Wie steht es also in Deutschlandals sehr alten Land, mit der Jugendrepräsentation in der Politik? 

Blickt man auf den Bundestag als Ganzes, so hatte dieser nach den Wahlen im Jahr 2021 8,6% Abgeordnete, die maximal 30 Jahre alt waren – im Vergleich zu 30% in der Gesamtbevölkerung und immerhin 13% in der Bevölkerung im wahlberechtigten Alter. Erhöht man die Altersgrenze ein wenig und definiert Abgeordnete bis 35 Jahre als jung, so erhöht sich der Anteil auf 17% (37% der Gesamtbevölkerung, 20% innerhalb der Bevölkerung im wahlberechtigten Alter). Junge Menschen sind im aktuellen Parlament also deskriptiv unterrepräsentiert. 

Abbildung 1: Übersicht ausgewählter westeuropäischer Staaten mit Parlamentswahlen zwischen 2020 und 2023. Eigene Darstellung, Daten von Stockemer & Sundström.

Um die Daten international vergleichen zu können, bietet es sich an, den Anteil junger Abgeordneter ins Verhältnis zum Anteil der jeweiligen Altersgruppe an der wahlberechtigten Bevölkerung zu setzen (Alters-Repräsentations-Index „ARI“). Im westeuropäischen Vergleich positioniert sich Deutschland im Mittelfeld. Junge Menschen sind in allen aufgeführten Parlamenten unterrepräsentiert, am stärksten jedoch in Italien und Irland. In Norwegens und Schwedens Parlamenten hingegen sind Menschen unter 35 deutlich besser repräsentiert – wenn auch immer noch nicht entsprechend ihrem Anteil an der Bevölkerung im Wahlalter.

Ein Blick auf die Parlamentsfraktionen

Und wie steht es um Jugendrepräsentation innerhalb der verschiedenen Parlamentsfraktionen? Gibt es Differenzen zwischen den Parteien? Auswertungen der parlamentarischen Gruppen zeigen: Es gibt Unterschiede nicht nur zwischen, sondern auch innerhalb der Länder! Betrachten wir wiederum Westeuropa als Beispiel, so ergibt sich folgendes Bild:

Abbildung 2: Variation im Anteil junger Parlamentsmitglieder (U35) in den Parteifraktionen westeuropäische Länder mit Wahlen zwischen 2017 und 2020. Darstellung: Felix Ettensperger, Daten: Kurz & Ettensperger 2023 (siehe Literaturliste unten)

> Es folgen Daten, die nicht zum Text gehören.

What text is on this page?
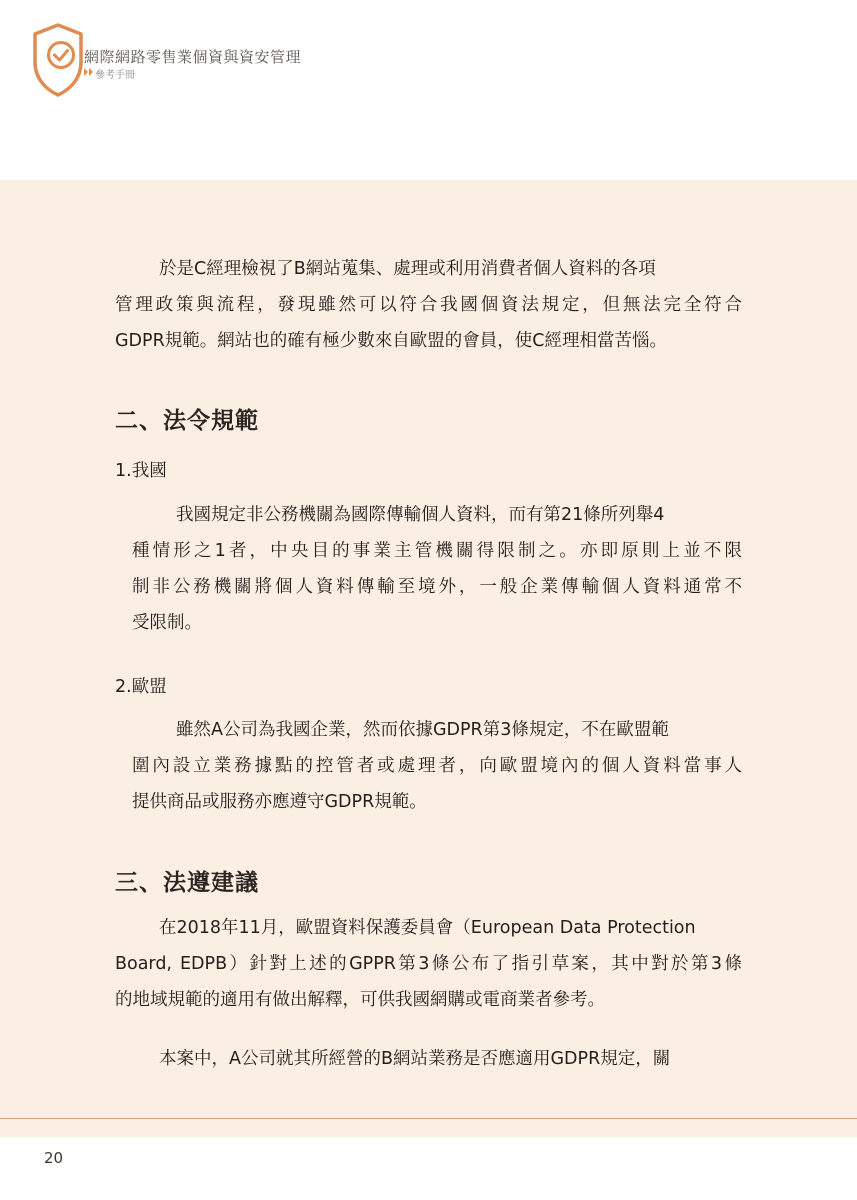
網際網路零售業個資與資安管理
參考手冊
於是C經理檢視了B網站蒐集、處理或利用消費者個人資料的各項
管理政策與流程，發現雖然可以符合我國個資法規定，但無法完全符合
GDPR規範。網站也的確有極少數來自歐盟的會員，使C經理相當苦惱。
二、法令規範
1.我國
我國規定非公務機關為國際傳輸個人資料，而有第21條所列舉4
種情形之1者，中央目的事業主管機關得限制之。亦即原則上並不限
制非公務機關將個人資料傳輸至境外，一般企業傳輸個人資料通常不
受限制。
2.歐盟
雖然A公司為我國企業，然而依據GDPR第3條規定，不在歐盟範
圍內設立業務據點的控管者或處理者，向歐盟境內的個人資料當事人
提供商品或服務亦應遵守GDPR規範。
三、法遵建議
在2018年11月，歐盟資料保護委員會（European Data Protection
Board, EDPB）針對上述的GPPR第3條公布了指引草案，其中對於第3條
的地域規範的適用有做出解釋，可供我國網購或電商業者參考。
本案中，A公司就其所經營的B網站業務是否應適用GDPR規定，關
20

Die Variation zwischen den deutschen Parteien ist verhältnismäßig klein: Den höchsten Anteil junger Abgeordneter hatte nach der Wahl 2017 die FDP-Fraktion, den niedrigsten die Linke. Ähnlich sieht es bei unseren Nachbarn in Österreich und der Schweiz aus, wo der Anteil junger Parlamentsmitglieder zwischen den Fraktionen nicht stark variiert. Deutlich mehr Variation weisen hingegen dänische und finnische Parteien auf. Spitzenreiter bei jungen Parlamentsmitgliedern sind hier die Socialistisk Folkeparti (SF, grün-links) und die Vihreä liitto (VL, ”Grüne Liga”) mit 43% und 35%. Auch in den Niederlanden variirert der Anteil junger Menschen zwischen den Parlamentsfraktionen stark, die Extreme werden hier von der Volkspartij voor Vrijheid en Democratie (VVD, konservativ-liberal) mit unter 5% jungen Menschen und der Partij voor de Vrijheid (PVV, nationalistisch-rechtspopulistisch) mit knapp 27% besetzt.

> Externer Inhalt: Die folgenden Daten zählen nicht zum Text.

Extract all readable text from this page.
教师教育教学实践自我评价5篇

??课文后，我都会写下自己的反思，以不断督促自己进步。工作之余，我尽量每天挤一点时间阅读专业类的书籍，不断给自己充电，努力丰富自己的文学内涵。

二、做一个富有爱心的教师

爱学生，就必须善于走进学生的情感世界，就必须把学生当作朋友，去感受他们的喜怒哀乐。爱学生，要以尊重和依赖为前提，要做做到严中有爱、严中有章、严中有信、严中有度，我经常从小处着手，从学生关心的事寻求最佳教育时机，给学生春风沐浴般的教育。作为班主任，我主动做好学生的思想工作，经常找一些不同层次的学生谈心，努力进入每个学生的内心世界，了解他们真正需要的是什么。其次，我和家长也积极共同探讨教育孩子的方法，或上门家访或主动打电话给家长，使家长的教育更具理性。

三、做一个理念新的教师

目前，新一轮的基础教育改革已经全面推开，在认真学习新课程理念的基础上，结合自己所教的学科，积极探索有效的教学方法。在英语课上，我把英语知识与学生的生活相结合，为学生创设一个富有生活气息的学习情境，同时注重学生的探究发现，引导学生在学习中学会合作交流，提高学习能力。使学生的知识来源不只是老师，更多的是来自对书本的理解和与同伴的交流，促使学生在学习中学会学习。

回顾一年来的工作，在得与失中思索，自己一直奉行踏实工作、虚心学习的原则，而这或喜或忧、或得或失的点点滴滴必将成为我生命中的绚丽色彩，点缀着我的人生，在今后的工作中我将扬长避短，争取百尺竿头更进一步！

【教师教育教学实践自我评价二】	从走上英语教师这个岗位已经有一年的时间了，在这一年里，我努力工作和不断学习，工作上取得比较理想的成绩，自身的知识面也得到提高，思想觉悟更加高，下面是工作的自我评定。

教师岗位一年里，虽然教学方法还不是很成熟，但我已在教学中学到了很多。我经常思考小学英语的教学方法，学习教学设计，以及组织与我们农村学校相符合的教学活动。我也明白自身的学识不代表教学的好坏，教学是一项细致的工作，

Was erklärt die Unterschiede bei der Jugendrepräsentation?

Nun stellt sich abschließend die Frage, was diese Unterschiede bei der deskriptiven Jugendrepräsentation erklärt – zwischen den Ländern, aber auch zwischen den Parteien? Eine wichtige Rolle spielt das Wahlsystem. In Mehrheitswahlsystemen gibt es deutlich weniger junge Abgeordnete als in Ländern mit Verhältniswahl. Innerhalb von Verhältniswahlsystemen scheint zusätzlich auch die Parteiideologie eine Rolle zu spielen, wobei sich eine progressive Ideologie positiv auf den Anteil junger Menschen in Parteifraktionen auswirkt. Im Umkehrschluss heißt das aber nicht, dass nicht auch konservative oder rechtspopulistische Parteien junge Fraktionen haben können, wie das oben erwähnte Beispiel der PVV in den Niederlanden zeigt.  Vermutlich spielen auch noch viele andere Faktoren eine Rolle, z.B. das Alter der Partei oder wie Wahllisten erstellt werden. Hier sind bisherige Untersuchungen allerdings noch zu keinem einheitlichen Ergebnis gekommen und es gilt, weitere Forschungsarbeiten abzuwarten.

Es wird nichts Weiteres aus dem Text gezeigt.